No.0017:しおり〜ふと過去が呼び戻され思うこと
2015.07.24

 過去に聞いた音楽、記憶している匂いによって、それに紐ついている記憶がよみがえってくることがあります。ごくごく鮮明なイメージとして。

 先日、ワケあって布団屋さんに行った時、畳のゴザが売っていて、その匂いを嗅いだ瞬間、小学生の時に仲の良かった友人の部屋の様子が浮かび上がってきました。お祭りの日に地区の屋台をひくための集合前のちょっとした時間にファミコンを2人でやっていた、懐かしく楽しい思い出。

 お線香の匂いを嗅ぐと小学生にあがる前の、お盆の昼間の暑さが緩和された、薄暗くなりかけた、夕方にちょうちんを持ってお墓参りに行った情景が浮かび上がります。子供用の小さな赤いちょうちん。自分用のそれがあることがとっても嬉しく誇らしげだったことを記憶しています。

 The Flipper's Guitarというグループが若い頃、「渋谷系」とか言われて流行っていました。いつだったか正確には覚えていませんが最近、ふと耳にしたことがあって、大学に通う為に田舎から東京に出てきて、都会の人に気後れしているイケてない自分を何とか都会的に洗練させるんだ!ってことで少し調子に乗っていた若い頃の自分を思い出してしまいました。
Flipper's Guitar - Groove Tube
 こんなふうに匂いとか、音楽がしおりとなって過去が引っ張り出され幾分、切なさを感じてしまうことがあります。 変わってしまったんだ、と。私は過去に執着するなんて気は毛頭もありませんし、むしろ格好良くないとまで思うこともあります。人は、自分を取り巻く環境は、変わっていくものですから。

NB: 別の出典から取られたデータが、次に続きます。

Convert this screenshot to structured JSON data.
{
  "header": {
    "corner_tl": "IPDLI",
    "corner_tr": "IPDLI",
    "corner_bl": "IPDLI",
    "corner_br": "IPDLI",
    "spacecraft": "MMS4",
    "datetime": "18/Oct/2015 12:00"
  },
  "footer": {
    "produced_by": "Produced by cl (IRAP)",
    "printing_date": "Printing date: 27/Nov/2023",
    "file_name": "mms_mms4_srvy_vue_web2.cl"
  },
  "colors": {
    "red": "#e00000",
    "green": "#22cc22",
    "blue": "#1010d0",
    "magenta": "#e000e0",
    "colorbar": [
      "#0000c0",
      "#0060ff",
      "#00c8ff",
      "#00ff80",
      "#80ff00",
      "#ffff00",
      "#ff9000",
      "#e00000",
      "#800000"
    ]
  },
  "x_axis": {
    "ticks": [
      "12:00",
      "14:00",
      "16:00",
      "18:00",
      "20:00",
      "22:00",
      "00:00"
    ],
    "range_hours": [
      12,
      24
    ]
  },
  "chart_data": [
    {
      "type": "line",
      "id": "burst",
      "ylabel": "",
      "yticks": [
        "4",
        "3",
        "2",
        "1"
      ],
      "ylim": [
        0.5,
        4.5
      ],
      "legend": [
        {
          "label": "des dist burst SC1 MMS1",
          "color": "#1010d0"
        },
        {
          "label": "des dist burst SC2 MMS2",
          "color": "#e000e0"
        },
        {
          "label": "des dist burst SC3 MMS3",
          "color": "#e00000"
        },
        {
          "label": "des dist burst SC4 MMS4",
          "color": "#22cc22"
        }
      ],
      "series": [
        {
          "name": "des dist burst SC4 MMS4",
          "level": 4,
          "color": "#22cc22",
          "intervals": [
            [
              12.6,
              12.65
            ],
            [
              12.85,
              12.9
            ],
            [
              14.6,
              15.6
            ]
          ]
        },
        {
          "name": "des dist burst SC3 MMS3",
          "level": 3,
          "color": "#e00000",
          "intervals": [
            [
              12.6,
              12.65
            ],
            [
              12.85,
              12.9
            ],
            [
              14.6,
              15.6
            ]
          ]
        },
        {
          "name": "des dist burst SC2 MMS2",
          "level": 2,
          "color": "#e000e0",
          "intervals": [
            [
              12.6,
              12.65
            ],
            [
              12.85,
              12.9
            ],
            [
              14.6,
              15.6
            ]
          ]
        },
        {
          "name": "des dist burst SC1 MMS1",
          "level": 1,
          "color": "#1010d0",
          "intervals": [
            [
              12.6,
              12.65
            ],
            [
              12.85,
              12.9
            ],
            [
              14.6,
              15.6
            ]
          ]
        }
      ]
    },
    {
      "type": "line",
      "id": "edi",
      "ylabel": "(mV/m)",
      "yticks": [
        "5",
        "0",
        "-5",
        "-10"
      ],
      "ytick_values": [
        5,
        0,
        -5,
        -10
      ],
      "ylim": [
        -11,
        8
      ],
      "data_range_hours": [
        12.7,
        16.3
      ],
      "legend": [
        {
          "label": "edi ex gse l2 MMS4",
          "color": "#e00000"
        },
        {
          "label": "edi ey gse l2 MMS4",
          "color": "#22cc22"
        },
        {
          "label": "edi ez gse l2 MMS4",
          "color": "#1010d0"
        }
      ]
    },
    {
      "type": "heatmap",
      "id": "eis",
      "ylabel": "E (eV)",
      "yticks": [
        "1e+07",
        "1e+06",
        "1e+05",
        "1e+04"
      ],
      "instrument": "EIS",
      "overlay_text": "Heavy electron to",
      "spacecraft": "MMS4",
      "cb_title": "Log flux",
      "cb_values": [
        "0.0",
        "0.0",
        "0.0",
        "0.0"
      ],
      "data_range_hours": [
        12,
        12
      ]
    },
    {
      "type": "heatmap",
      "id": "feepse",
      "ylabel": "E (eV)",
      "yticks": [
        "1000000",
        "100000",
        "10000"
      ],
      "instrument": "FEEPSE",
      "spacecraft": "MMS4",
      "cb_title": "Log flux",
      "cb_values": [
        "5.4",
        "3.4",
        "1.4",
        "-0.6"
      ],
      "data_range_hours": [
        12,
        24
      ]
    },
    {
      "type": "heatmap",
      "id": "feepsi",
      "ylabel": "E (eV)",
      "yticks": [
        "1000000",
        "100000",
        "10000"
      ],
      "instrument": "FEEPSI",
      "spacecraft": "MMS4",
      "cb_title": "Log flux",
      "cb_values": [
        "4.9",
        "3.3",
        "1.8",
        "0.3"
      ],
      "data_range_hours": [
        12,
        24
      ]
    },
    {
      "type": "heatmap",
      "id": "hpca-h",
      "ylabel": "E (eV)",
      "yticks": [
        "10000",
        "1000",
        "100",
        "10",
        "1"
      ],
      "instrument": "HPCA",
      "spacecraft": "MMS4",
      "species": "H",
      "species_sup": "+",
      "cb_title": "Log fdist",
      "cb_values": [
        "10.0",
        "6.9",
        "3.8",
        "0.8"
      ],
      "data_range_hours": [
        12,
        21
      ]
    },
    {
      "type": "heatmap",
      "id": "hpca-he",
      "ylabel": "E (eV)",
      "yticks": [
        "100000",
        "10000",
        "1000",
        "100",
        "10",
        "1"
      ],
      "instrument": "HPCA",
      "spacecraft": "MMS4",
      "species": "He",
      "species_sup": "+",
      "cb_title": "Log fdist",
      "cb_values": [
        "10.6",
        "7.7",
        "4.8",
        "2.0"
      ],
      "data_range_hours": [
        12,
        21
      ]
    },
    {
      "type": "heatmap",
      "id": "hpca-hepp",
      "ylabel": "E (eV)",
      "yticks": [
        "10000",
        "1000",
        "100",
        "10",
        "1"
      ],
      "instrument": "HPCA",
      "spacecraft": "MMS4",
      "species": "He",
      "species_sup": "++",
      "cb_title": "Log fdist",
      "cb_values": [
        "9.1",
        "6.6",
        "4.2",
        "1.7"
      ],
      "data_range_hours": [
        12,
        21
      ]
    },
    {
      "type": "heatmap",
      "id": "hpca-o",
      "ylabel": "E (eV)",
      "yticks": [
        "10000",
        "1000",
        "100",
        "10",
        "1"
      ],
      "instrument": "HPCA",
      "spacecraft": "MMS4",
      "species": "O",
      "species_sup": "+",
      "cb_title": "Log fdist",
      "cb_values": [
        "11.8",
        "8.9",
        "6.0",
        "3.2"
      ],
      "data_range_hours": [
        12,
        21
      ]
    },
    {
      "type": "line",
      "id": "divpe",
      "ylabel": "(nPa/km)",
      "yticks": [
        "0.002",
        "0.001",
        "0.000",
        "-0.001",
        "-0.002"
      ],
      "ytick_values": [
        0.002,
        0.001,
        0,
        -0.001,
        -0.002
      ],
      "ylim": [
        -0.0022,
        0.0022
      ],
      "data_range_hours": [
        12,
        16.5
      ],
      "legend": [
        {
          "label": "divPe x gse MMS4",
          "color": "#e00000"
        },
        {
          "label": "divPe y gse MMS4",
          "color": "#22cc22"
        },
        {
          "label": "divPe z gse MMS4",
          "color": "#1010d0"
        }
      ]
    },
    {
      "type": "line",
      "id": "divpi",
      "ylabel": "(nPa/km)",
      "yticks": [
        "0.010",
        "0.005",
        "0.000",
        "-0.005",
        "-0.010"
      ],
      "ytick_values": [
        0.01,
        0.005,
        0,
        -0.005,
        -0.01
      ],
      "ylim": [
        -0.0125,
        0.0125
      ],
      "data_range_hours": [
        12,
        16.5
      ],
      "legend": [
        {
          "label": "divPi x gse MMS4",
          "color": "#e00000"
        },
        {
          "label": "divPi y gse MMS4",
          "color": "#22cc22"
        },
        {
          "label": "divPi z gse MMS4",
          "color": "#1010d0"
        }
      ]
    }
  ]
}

 その一方で、 変わることで老いてしまったこと、効率とか、プライオリティとかで置き去りにしてしまったことを残念に思うこともあります。好奇心の強さとか、素直さとか、直感とか、少しくらい自分が損するくらいが丁度いい、といった人を大切に思う気持ちとか。今の自分は今のままでいいのかな?そんな迷い、不安がグルグル頭を回ってしまうことがあります。

 季節の空気感とか、女性の美しさとか、田んぼでゆらゆら黄緑に光るほたるとか、芸術的なストライカーのドリブルシュートとか、キュッとしまった格好良過ぎるジャケットとか、不安・願い・思いの詰まったギターのカッティングとか、そういうこと、ものに素直に素敵って感じられる素敵なオヤジで有り続けたいと考えています。

 最近、時間が取れなくて、「忙」しくて、文字とおり心を亡くしてしまっていると感じることがあります。時間が出来たら、どこか静かなところでボーッとする一日を作ってみたいと思っています。そんな一日がクリエイティブな自分を取り戻す為には必要なのかなと感じています。